Dari hasil pengungkapan tersebut total ada 2.318 orang ditetapkan sebagai tersangka.
“Bahwa jajaran Polda Metro Jaya akan melaksanakan pemusnahan barang bukti hasil pengungkapan dari Ditresnarkoba Polda Metro Jaya dan Polres jajaran selama periode Juli-September. Dengan total 1,14 ton,” kata Kapolda Metro Jaya Irjen Pol. Asep Edi Suheri, Selasa (30/9).

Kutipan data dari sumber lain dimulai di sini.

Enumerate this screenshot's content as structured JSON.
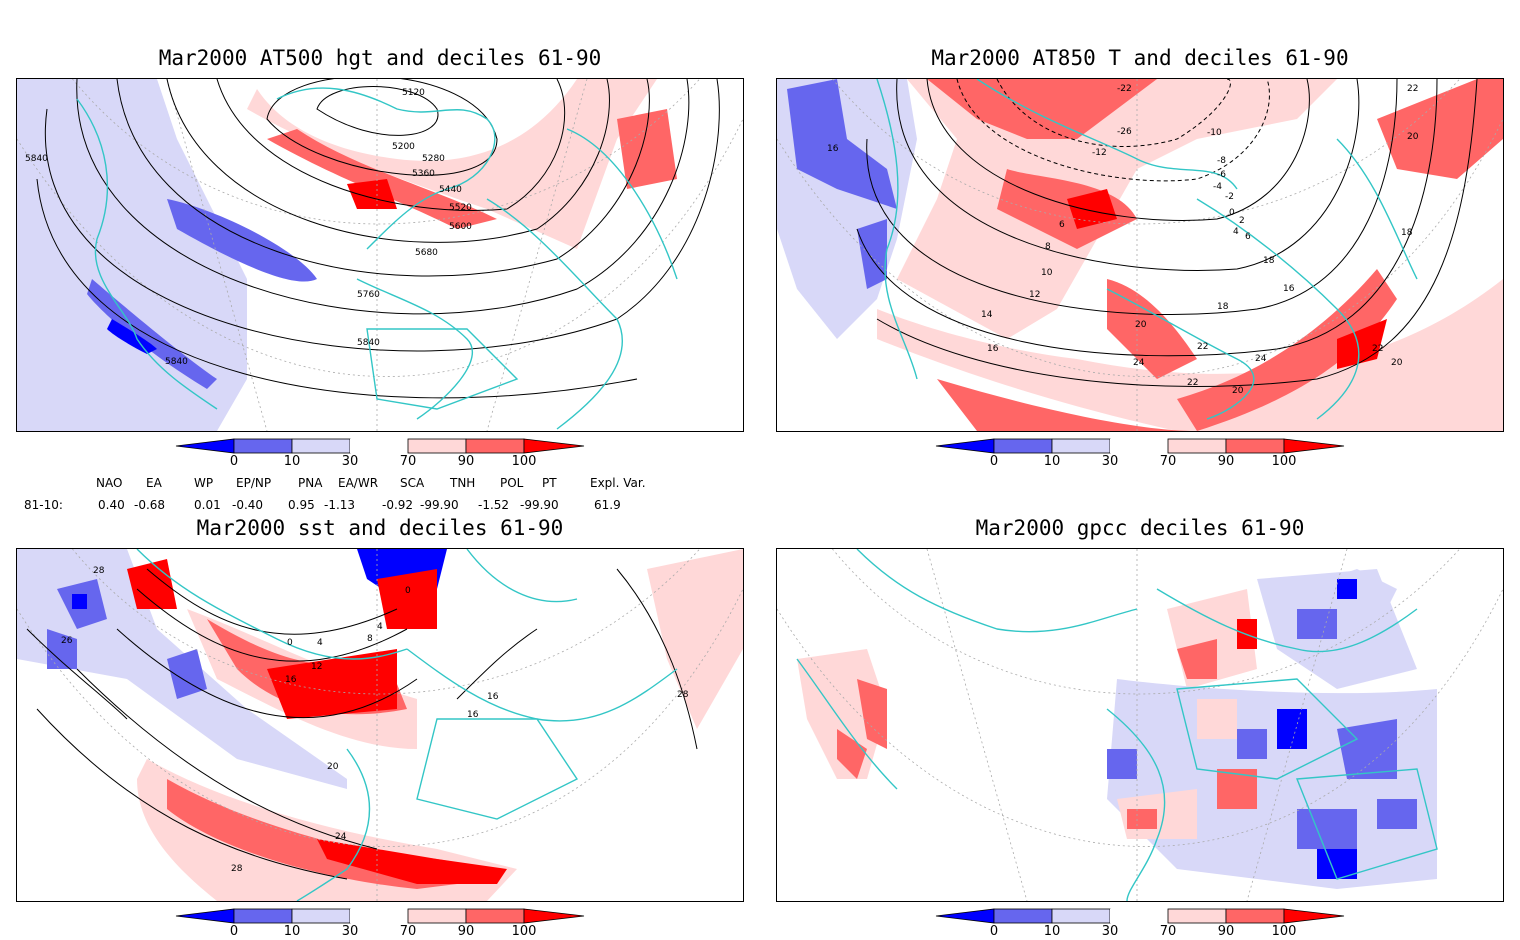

Dirresnarkoba Polda Metro Jaya, Kombes Pol. Ahmad David menambahkan, dari total tersangka yang ditangkap, enam di antaranya merupakan produsen atau pembuat narkotika.
Selain itu ada satu orang bandar, 769 orang pengedar dan dan 1.542 pecandu atau korban yang telah diputuskan dengan koordinasi BNN untuk dilakukan rehabilitasi.
“Kami jelaskan terhadap 1.542 kami lakukan rehabilitasi sosial maupun medis untuk kesembuhan kembali keadaan semula,” sebutnya.
Adapun barang bukti yang disita terdiri dari sabu 604 kilogram, ganja 221 kilogram, sabu cair 67,7 kilogram, ekstasi 23 ribu butir, obat keras 569 ribu butir, tembakau sintetis 9,1 kilogram, bibit sintetis sebanyak 19,8 kilogram dan sejumlah barang bukti lainnya.